In the situation mentioned there is a blindspot where a child could be (for
whatever reason) and a wall on the other side of the road. The vehicle was
traveling fast enough so that it could not stop or avoid the child and if it
crashed into the wall it would kill the passengers, in my opinion this vehicle
in this situation was traveling too fast.

How about this scenario, say you purchase an autonomous supercar that can
travel at 150+ MPH down the highway and a deer approaches the road, the
vehicle should slow down to a point where it can safely avoid the deer no
matter what random action it takes, correct? If the deer hits the car,
everybody loses so it is in everyone's best interest to avoid that situation
even if it means that person gets to work a few seconds later every day
because there are always deer at a certain place on the highway.

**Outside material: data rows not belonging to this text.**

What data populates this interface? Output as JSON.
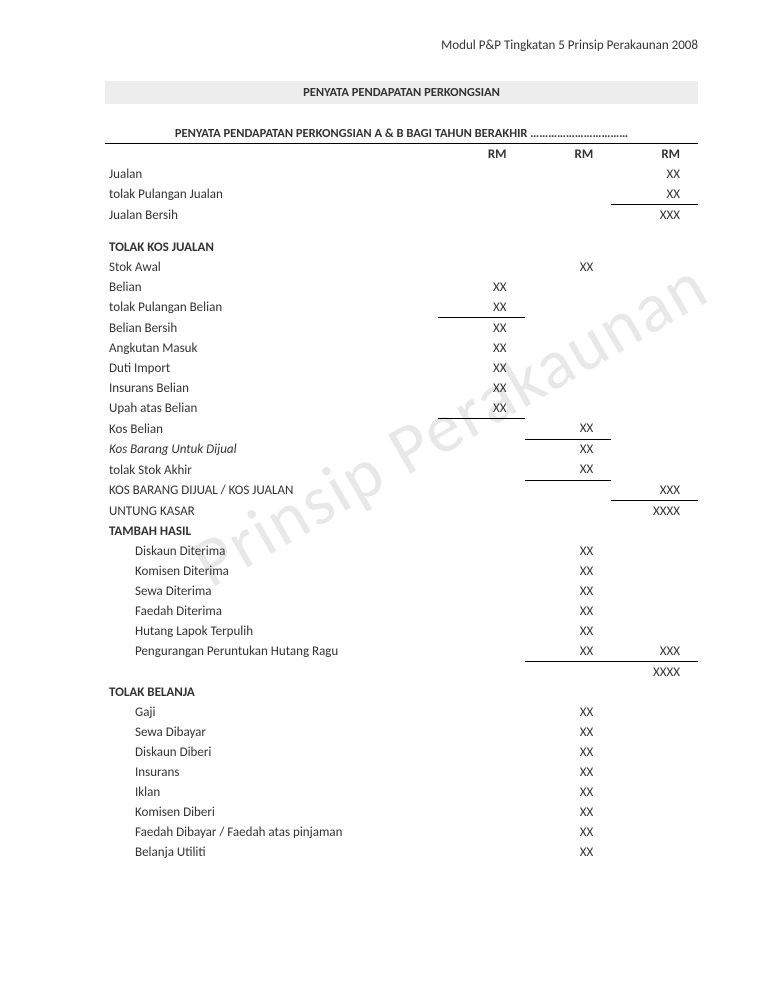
{
  "header": "Modul P&P Tingkatan 5 Prinsip Perakaunan 2008",
  "watermark": "Prinsip Perakaunan",
  "title": "PENYATA PENDAPATAN PERKONGSIAN",
  "subtitle": "PENYATA PENDAPATAN PERKONGSIAN A & B BAGI TAHUN BERAKHIR ……………………………",
  "colHeaders": {
    "c1": "RM",
    "c2": "RM",
    "c3": "RM"
  },
  "rows": {
    "jualan": "Jualan",
    "tolakPulanganJualan": "tolak Pulangan Jualan",
    "jualanBersih": "Jualan Bersih",
    "tolakKosJualan": "TOLAK KOS JUALAN",
    "stokAwal": "Stok Awal",
    "belian": "Belian",
    "tolakPulanganBelian": "tolak Pulangan Belian",
    "belianBersih": "Belian Bersih",
    "angkutanMasuk": "Angkutan Masuk",
    "dutiImport": "Duti Import",
    "insuransBelian": "Insurans Belian",
    "upahAtasBelian": "Upah atas Belian",
    "kosBelian": "Kos Belian",
    "kosBarangUntukDijual": "Kos Barang Untuk Dijual",
    "tolakStokAkhir": "tolak Stok Akhir",
    "kosBarangDijual": "KOS BARANG DIJUAL / KOS JUALAN",
    "untungKasar": "UNTUNG KASAR",
    "tambahHasil": "TAMBAH HASIL",
    "diskaunDiterima": "Diskaun Diterima",
    "komisenDiterima": "Komisen Diterima",
    "sewaDiterima": "Sewa Diterima",
    "faedahDiterima": "Faedah Diterima",
    "hutangLapokTerpulih": "Hutang Lapok Tererpulih",
    "hutangLapokTerpulihFix": "Hutang Lapok Terpulih",
    "penguranganPHR": "Pengurangan Peruntukan Hutang Ragu",
    "tolakBelanja": "TOLAK BELANJA",
    "gaji": "Gaji",
    "sewaDibayar": "Sewa Dibayar",
    "diskaunDiberi": "Diskaun Diberi",
    "insurans": "Insurans",
    "iklan": "Iklan",
    "komisenDiberi": "Komisen Diberi",
    "faedahDibayar": "Faedah Dibayar / Faedah atas pinjaman",
    "belanjaUtiliti": "Belanja Utiliti"
  },
  "vals": {
    "xx": "XX",
    "xxx": "XXX",
    "xxxx": "XXXX"
  },
  "styling": {
    "pageWidth": 768,
    "pageHeight": 994,
    "fontFamily": "Calibri",
    "baseFontSize": 13,
    "titleBandBg": "#ededed",
    "textColor": "#333333",
    "watermarkColor": "#e8e8e8",
    "watermarkFontSize": 70,
    "watermarkRotation": -30,
    "borderColor": "#000000"
  }
}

This is especially true in cities, yes, autonomous cars could probably
"safely" travel at 100+ MPH but if something unexpected happens it would not
be acceptable to hit several pedestrians due to the unknown happening, like
someone or an animal running out into the street.

------
lotsofmangos
_" When robot cars must kill, there are good reasons why designers should not
be the ones picking victims."_

There are also good reasons for them to be picking victims, in the case
presented, switching control to the driver may increase the chance of both the
child and the driver dying. The designers of roads made the decision anyway,
roads for motor vehicles could all have big sidewalls and be up on stilts and
never be a threat to pedestrians or wildlife, if we wanted them to. It would
be very expensive to do this, so we accept the deaths.